[Station Amusements by Lady Barker]@TWC D-Link bookStation Amusements CHAPTER II: Eel-fishing 8/18
No horse will face them, preferring a jump at the cost of any exertion, to the risk of a stab from the cruel points.
The least touch of this green bayonet draws blood, and a fall _into_ a Spaniard is a thing to be remembered all one's life.
Interspersed with the Spaniards are generally clumps of "wild Irishman," a straggling sturdy bramble, ready to receive and scratch you well if you attempt to avoid the Spaniard's weapons. Especially detrimental to riding habits are wild Irishmen; and there are fragments of mine, of all sorts of materials and colours, fluttering now on their thorny branches in out-of-the-way places on our run.

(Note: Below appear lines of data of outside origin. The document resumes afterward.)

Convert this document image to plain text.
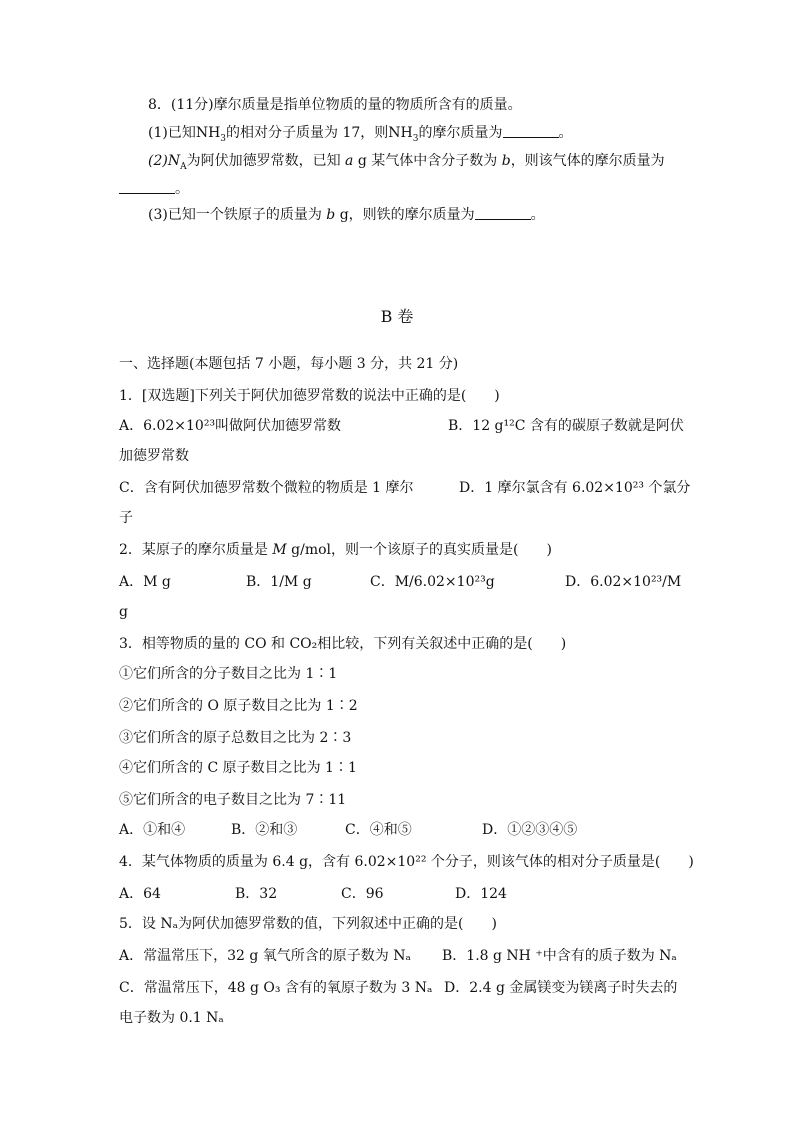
8．(11分)摩尔质量是指单位物质的量的物质所含有的质量。
(1)已知$NH_3$的相对分子质量为 17，则$NH_3$的摩尔质量为	。
$(2)N_A$为阿伏加德罗常数，已知 a g 某气体中含分子数为 b，则该气体的摩尔质量为
。
(3)已知一个铁原子的质量为 b g，则铁的摩尔质量为	。
B 卷
一、选择题(本题包括 7 小题，每小题 3 分，共 21 分)
1．[双选题]下列关于阿伏加德罗常数的说法中正确的是(　　)
A．6.02×10²³叫做阿伏加德罗常数	B．12 g¹²C 含有的碳原子数就是阿伏
加德罗常数
C．含有阿伏加德罗常数个微粒的物质是 1 摩尔	D．1 摩尔氯含有 6.02×10²³ 个氯分
子
2．某原子的摩尔质量是 M g/mol，则一个该原子的真实质量是(　　)
A．M g	B．1/M g	C．M/6.02×10²³g	D．6.02×10²³/M
g
3．相等物质的量的 CO 和 CO₂相比较，下列有关叙述中正确的是(　　)
①它们所含的分子数目之比为 1∶1
②它们所含的 O 原子数目之比为 1∶2
③它们所含的原子总数目之比为 2∶3
④它们所含的 C 原子数目之比为 1∶1
⑤它们所含的电子数目之比为 7∶11
A．①和④	B．②和③	C．④和⑤	D．①②③④⑤
4．某气体物质的质量为 6.4 g，含有 6.02×10²² 个分子，则该气体的相对分子质量是(　　)
A．64	B．32	C．96	D．124
5．设 Nₐ为阿伏加德罗常数的值，下列叙述中正确的是(　　)
A．常温常压下，32 g 氧气所含的原子数为 Nₐ B．1.8 g NH ⁺中含有的质子数为 Nₐ
C．常温常压下，48 g O₃ 含有的氧原子数为 3 Nₐ D．2.4 g 金属镁变为镁离子时失去的
电子数为 0.1 Nₐ
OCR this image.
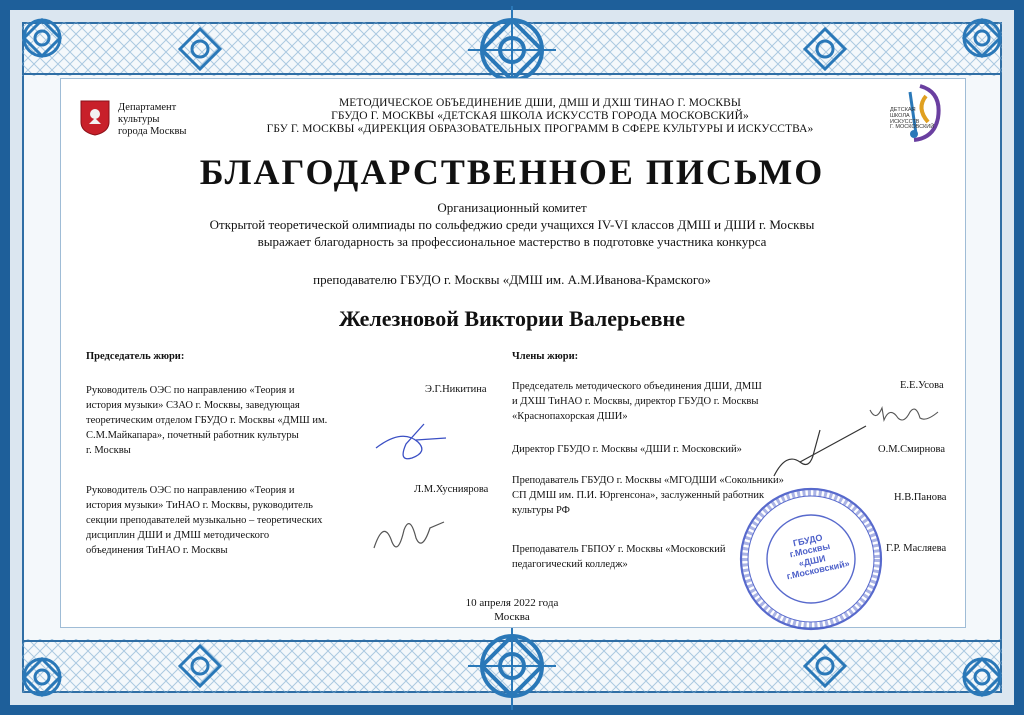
Департамент
культуры
города Москвы
МЕТОДИЧЕСКОЕ ОБЪЕДИНЕНИЕ ДШИ, ДМШ И ДХШ ТИНАО Г. МОСКВЫ
ГБУДО Г. МОСКВЫ «ДЕТСКАЯ ШКОЛА ИСКУССТВ ГОРОДА МОСКОВСКИЙ»
ГБУ Г. МОСКВЫ «ДИРЕКЦИЯ ОБРАЗОВАТЕЛЬНЫХ ПРОГРАММ В СФЕРЕ КУЛЬТУРЫ И ИСКУССТВА»
ДЕТСКАЯ
ШКОЛА
ИСКУССТВ
Г. МОСКОВСКИЙ
БЛАГОДАРСТВЕННОЕ ПИСЬМО
Организационный комитет
Открытой теоретической олимпиады по сольфеджио среди учащихся IV-VI классов ДМШ и ДШИ г. Москвы
выражает благодарность за профессиональное мастерство в подготовке участника конкурса
преподавателю ГБУДО г. Москвы «ДМШ им. А.М.Иванова-Крамского»
Железновой Виктории Валерьевне
Председатель жюри:
Руководитель ОЭС по направлению «Теория и
история музыки» СЗАО г. Москвы, заведующая
теоретическим отделом ГБУДО г. Москвы «ДМШ им.
С.М.Майкапара», почетный работник культуры
г. Москвы
Э.Г.Никитина
Руководитель ОЭС по направлению «Теория и
история музыки» ТиНАО г. Москвы, руководитель
секции преподавателей музыкально – теоретических
дисциплин ДШИ и ДМШ методического
объединения ТиНАО г. Москвы
Л.М.Хусниярова
Члены жюри:
Председатель методического объединения ДШИ, ДМШ
и ДХШ ТиНАО г. Москвы, директор ГБУДО г. Москвы
«Краснопахорская ДШИ»
Е.Е.Усова
Директор ГБУДО г. Москвы «ДШИ г. Московский»	О.М.Смирнова
Преподаватель ГБУДО г. Москвы «МГОДШИ «Сокольники»
СП ДМШ им. П.И. Юргенсона», заслуженный работник
культуры РФ
Н.В.Панова
Преподаватель ГБПОУ г. Москвы «Московский
педагогический колледж»
Г.Р. Масляева
ГБУДО
г.Москвы
«ДШИ
г.Московский»
10 апреля 2022 года
Москва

It is not surprising, therefore, that we guarded our legs as well as we could against these foes to flesh and blood. "We are rather early," said the gentlemen, as I appeared, ready and eager to start; "but perhaps it is all the better to enable you to see the track." They each flung an empty sack over their shoulders, felt in their pockets to ascertain whether the matches, hooks, boxes of bait, etc., were all there, and then we set forth. At first it appeared as if we had stepped from the brightness of the drawing-room into utter and pitchy blackness; but after we had groped for a few steps down the familiar garden path, our eyes became accustomed to the subdued light of the soft summer night.
Although heavy banks of cloud,--the general precursors of wind,--were moving slowly between us and the heavens, the stars shone down through their rifts, and on the western horizon a faint yellowish tinge told us that daylight was in no hurry to leave our quiet valley.